At the LCA, the forerunner to the Small Claims Court of Lagos State, the small claims initiative introduced was developed to resolve disputes for claims involving amounts not exceeding N5, 000,000 and is applicable where both parties agree to settle their dispute in accordance with the Scheme, either before or after the dispute has arisen. This threshold is same with that prescribed under the 2018 Lagos State Small Claims Court Practice Directions.
Notably, the jurisdictional limit of the Small Claims Court in Lagos is higher than the limits set in the other African countries and only lower than the thresholds in the more developed emerging economies and the advanced nations of the world. This is understandable, given Nigeria’s position as Africa’s most populous nation and largest economy.
The establishment of the Small Claims Court in Lagos State, the first of its kind in the Nigerian judicial system, is without doubt a watershed. Notably, “enforcement of contracts” through introduction of specialized small claims commercial courts, was part of the reform initiatives recommended by the Presidential Enabling Business Environment Council (“PEBEC”), through its organ, the Enabling Business Environment Secretariat (EBES), in the National Action Plans on the Ease of Doing Business in Nigeria (NAPs). Lagos State and Kano State are the two pilot States in the country, selected by PEBES/EBES in association with the World Bank, for the purpose of implementing the reform initiatives of the NAPs. It is therefore expected that the speedy, cheap, and seamless system of adjudicating on the avalanche of small commercial disputes in Lagos State, the nation’s center of commerce and investment, would improve on the sanctity of contracts in the country, and consequently further boost the confidence of foreign investors in the Nigerian economy.
Whilst the Small Claims Court has its pros and cons, it has indeed worked in many jurisdictions the world over and there is no doubt that with hard work, commitment and determination, it will equally work successfully in Lagos State.

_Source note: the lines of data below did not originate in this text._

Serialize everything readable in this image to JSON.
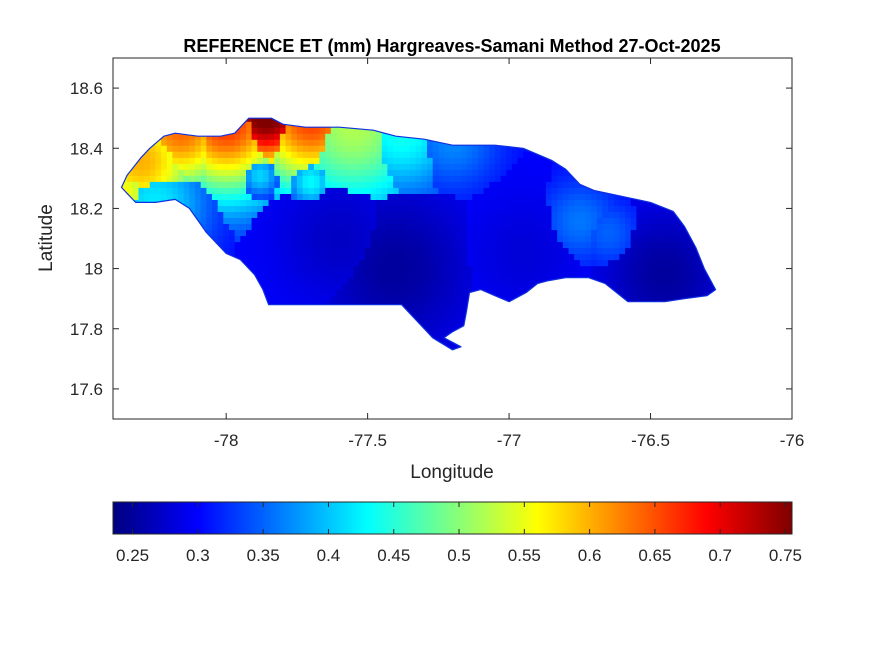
{
  "chart_data": {
    "type": "heatmap",
    "title": "REFERENCE ET (mm) Hargreaves-Samani Method  27-Oct-2025",
    "xlabel": "Longitude",
    "ylabel": "Latitude",
    "xlim": [
      -78.4,
      -76
    ],
    "ylim": [
      17.5,
      18.7
    ],
    "xticks": [
      -78,
      -77.5,
      -77,
      -76.5,
      -76
    ],
    "xtick_labels": [
      "-78",
      "-77.5",
      "-77",
      "-76.5",
      "-76"
    ],
    "yticks": [
      17.6,
      17.8,
      18,
      18.2,
      18.4,
      18.6
    ],
    "ytick_labels": [
      "17.6",
      "17.8",
      "18",
      "18.2",
      "18.4",
      "18.6"
    ],
    "grid": false,
    "colormap": "jet",
    "colorbar": {
      "orientation": "horizontal",
      "placement": "below",
      "range": [
        0.235,
        0.755
      ],
      "ticks": [
        0.25,
        0.3,
        0.35,
        0.4,
        0.45,
        0.5,
        0.55,
        0.6,
        0.65,
        0.7,
        0.75
      ],
      "tick_labels": [
        "0.25",
        "0.3",
        "0.35",
        "0.4",
        "0.45",
        "0.5",
        "0.55",
        "0.6",
        "0.65",
        "0.7",
        "0.75"
      ]
    },
    "region_outline": [
      [
        -78.37,
        18.27
      ],
      [
        -78.35,
        18.31
      ],
      [
        -78.3,
        18.37
      ],
      [
        -78.27,
        18.4
      ],
      [
        -78.22,
        18.44
      ],
      [
        -78.18,
        18.45
      ],
      [
        -78.1,
        18.44
      ],
      [
        -78.02,
        18.44
      ],
      [
        -77.97,
        18.45
      ],
      [
        -77.94,
        18.48
      ],
      [
        -77.92,
        18.5
      ],
      [
        -77.84,
        18.5
      ],
      [
        -77.8,
        18.48
      ],
      [
        -77.72,
        18.47
      ],
      [
        -77.6,
        18.47
      ],
      [
        -77.48,
        18.46
      ],
      [
        -77.4,
        18.44
      ],
      [
        -77.3,
        18.43
      ],
      [
        -77.2,
        18.41
      ],
      [
        -77.05,
        18.41
      ],
      [
        -76.95,
        18.4
      ],
      [
        -76.9,
        18.38
      ],
      [
        -76.85,
        18.36
      ],
      [
        -76.8,
        18.33
      ],
      [
        -76.75,
        18.28
      ],
      [
        -76.7,
        18.26
      ],
      [
        -76.6,
        18.24
      ],
      [
        -76.5,
        18.22
      ],
      [
        -76.42,
        18.19
      ],
      [
        -76.38,
        18.14
      ],
      [
        -76.34,
        18.07
      ],
      [
        -76.31,
        18.0
      ],
      [
        -76.27,
        17.93
      ],
      [
        -76.3,
        17.91
      ],
      [
        -76.38,
        17.9
      ],
      [
        -76.45,
        17.89
      ],
      [
        -76.52,
        17.89
      ],
      [
        -76.58,
        17.89
      ],
      [
        -76.62,
        17.92
      ],
      [
        -76.66,
        17.95
      ],
      [
        -76.72,
        17.97
      ],
      [
        -76.8,
        17.97
      ],
      [
        -76.86,
        17.96
      ],
      [
        -76.9,
        17.95
      ],
      [
        -76.94,
        17.92
      ],
      [
        -77.0,
        17.89
      ],
      [
        -77.05,
        17.91
      ],
      [
        -77.1,
        17.93
      ],
      [
        -77.14,
        17.92
      ],
      [
        -77.15,
        17.86
      ],
      [
        -77.16,
        17.81
      ],
      [
        -77.2,
        17.79
      ],
      [
        -77.23,
        17.77
      ],
      [
        -77.17,
        17.74
      ],
      [
        -77.2,
        17.73
      ],
      [
        -77.27,
        17.77
      ],
      [
        -77.3,
        17.8
      ],
      [
        -77.34,
        17.84
      ],
      [
        -77.38,
        17.88
      ],
      [
        -77.46,
        17.88
      ],
      [
        -77.55,
        17.88
      ],
      [
        -77.65,
        17.88
      ],
      [
        -77.75,
        17.88
      ],
      [
        -77.85,
        17.88
      ],
      [
        -77.87,
        17.93
      ],
      [
        -77.9,
        17.98
      ],
      [
        -77.95,
        18.03
      ],
      [
        -78.0,
        18.05
      ],
      [
        -78.03,
        18.08
      ],
      [
        -78.07,
        18.12
      ],
      [
        -78.1,
        18.16
      ],
      [
        -78.13,
        18.2
      ],
      [
        -78.18,
        18.23
      ],
      [
        -78.25,
        18.22
      ],
      [
        -78.32,
        18.22
      ],
      [
        -78.37,
        18.27
      ]
    ],
    "field": {
      "background_value": 0.3,
      "features": [
        {
          "lon": -77.86,
          "lat": 18.52,
          "value": 0.78,
          "radius": 0.15
        },
        {
          "lon": -78.0,
          "lat": 18.49,
          "value": 0.67,
          "radius": 0.18
        },
        {
          "lon": -77.7,
          "lat": 18.5,
          "value": 0.66,
          "radius": 0.18
        },
        {
          "lon": -78.16,
          "lat": 18.47,
          "value": 0.64,
          "radius": 0.17
        },
        {
          "lon": -78.3,
          "lat": 18.36,
          "value": 0.6,
          "radius": 0.18
        },
        {
          "lon": -78.37,
          "lat": 18.26,
          "value": 0.56,
          "radius": 0.12
        },
        {
          "lon": -77.55,
          "lat": 18.48,
          "value": 0.52,
          "radius": 0.22
        },
        {
          "lon": -77.38,
          "lat": 18.46,
          "value": 0.44,
          "radius": 0.16
        },
        {
          "lon": -77.2,
          "lat": 18.43,
          "value": 0.37,
          "radius": 0.12
        },
        {
          "lon": -78.25,
          "lat": 18.22,
          "value": 0.42,
          "radius": 0.14
        },
        {
          "lon": -77.7,
          "lat": 18.29,
          "value": 0.43,
          "radius": 0.06
        },
        {
          "lon": -77.88,
          "lat": 18.31,
          "value": 0.41,
          "radius": 0.05
        },
        {
          "lon": -76.75,
          "lat": 18.16,
          "value": 0.36,
          "radius": 0.1
        },
        {
          "lon": -76.65,
          "lat": 18.12,
          "value": 0.35,
          "radius": 0.08
        },
        {
          "lon": -77.4,
          "lat": 18.0,
          "value": 0.25,
          "radius": 0.2
        },
        {
          "lon": -76.45,
          "lat": 17.98,
          "value": 0.25,
          "radius": 0.16
        },
        {
          "lon": -77.6,
          "lat": 18.1,
          "value": 0.27,
          "radius": 0.16
        },
        {
          "lon": -76.95,
          "lat": 18.05,
          "value": 0.28,
          "radius": 0.15
        }
      ]
    }
  }
}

We note that while parties are encouraged to represent themselves before the Small Claims Court, businesses and corporations are still likely to engage the services of lawyers in establishing their claims before the Court. The same goes for illiterate litigants, who in spite of the aid of an interpreter and court registrars, may find it extremely difficult to properly gather and file their documentary evidence as well as present their oral submission before the Court. This can put an unrepresented Claimant at a disadvantage.
Finally, we submit that adequate and periodic training in the practice and procedure of the Small Claims Court for Magistrates, Registrars, Clerks, Sheriffs and other relevant judiciary staff, would be critical to the successful working of small claims commercial disputes resolution in Lagos State, and by extension, Nigeria.